I might be accused of circular logic here.  If a congregation is defined by their Sunday worship, then their worship would be their primary goal.  The circularity makes my argument no less true, however.  This definition and mission has structural implications that are also observable.  Our congregations are structured to provide Sunday morning worship as effectively as possible.  Budgets focus on ensuring a priest to celebrate mass, a sanctuary, and a musician.  (If you have any questions about this, look at the budget differences in most congregations for the costs associated with worship and the costs associated with almost any other mission priority.)  Lay participation is often associated with liturgical ministries, as well, and the members of the choir, altar guild, acolytes, readers, ushers, etc., often outnumber people involved in other church ministries.

These details are particularly true for smaller congregations that have resources for only one or two priorities.  Larger congregations with greater resources can carry out the first priority of worship effectively and still have money and volunteers to accomplish other goals.

While I agree that worship is important, and is one of the priorities of a congregation -- maybe even the first among equals -- our current over-focus on the Sunday morning event is killing our churches.  For a congregation to thrive it needs inspiring worship, but it also needs evangelism and loving relationships and small groups and a number of other components (for one useful analysis, see the Natural Church Development materials).  Too often, when things are going badly in the Episcopal Church, we tinker with our worship service rather than increasing our evangelism or starting a new ministry in the community or dealing with the conflict that drives away every visitor who actually talks to anyone at coffee hour.
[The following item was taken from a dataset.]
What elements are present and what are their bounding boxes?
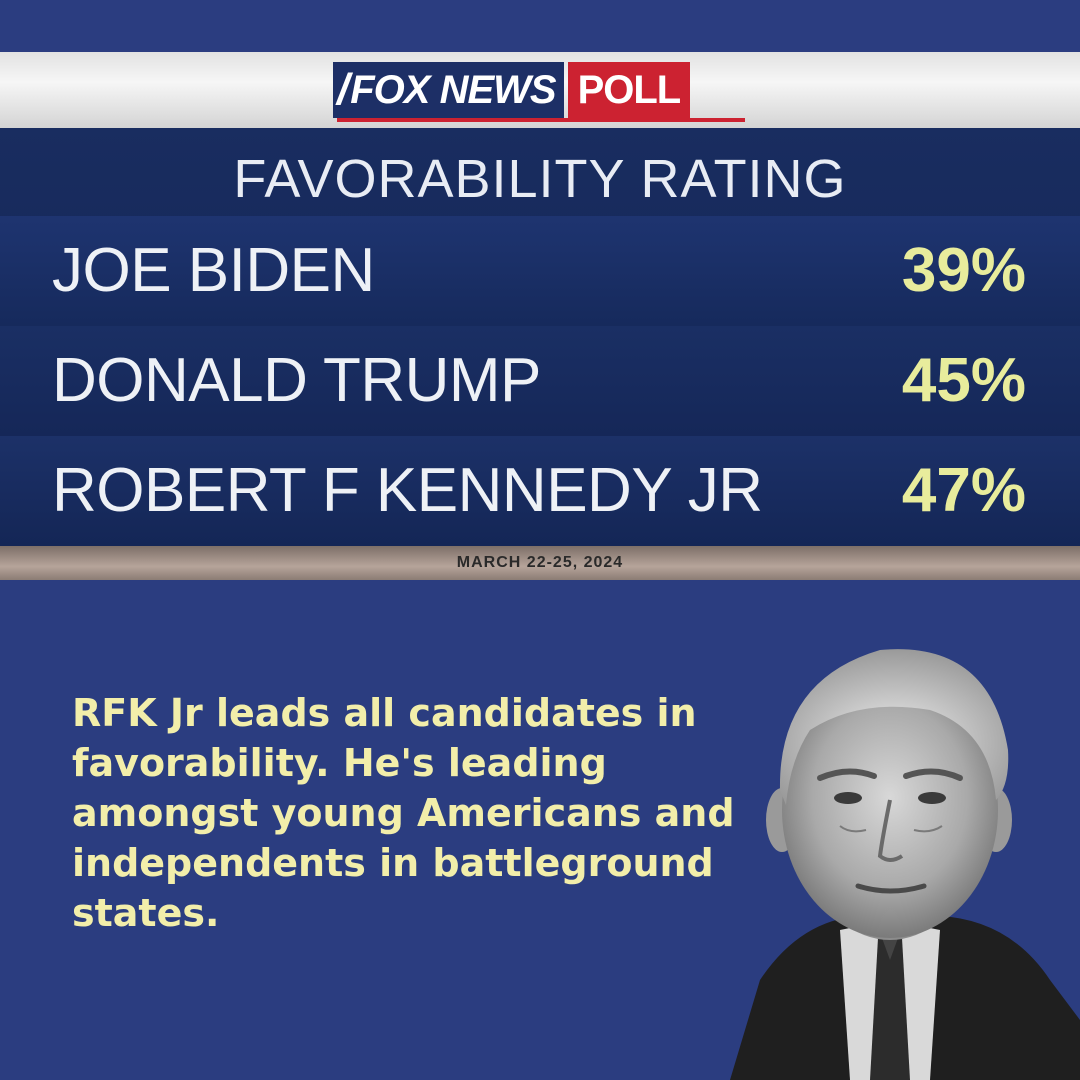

Instead of making worship services the primary mission of our congregations, we should redefine our mission as creating a healthy, growing community of disciples.  Worship will be one important component, but so will private devotions, fellowship opportunities, personal and corporate evangelism, and any number of other practical ways that we live out loving God, loving our neighbors and baptizing all nations while teaching them everything Jesus commanded.  The mission of our congregations, and the mission of the church at every level, should involve being a community that lives out the Great Commandment and Great Commission.

The structure of congregations, then, should be whatever allows a group of people in a particular place to live into that mission.  Given our traditions in the Episcopal Church, part of the structure of our congregations will involve democratically elected lay governance with appropriate clergy leadership along with financial transparency, administrative competency, connection to the diocese and larger church, and other best practices of non-profit and religious corporations. 

As this refocusing of mission is happening, some places are realizing that budget, building and other resources also need to be refocused.  These discussions and changes can all be very positive moves as our congregations worry less about filling our emptying pews and more about being a healthy, growing community of disciples.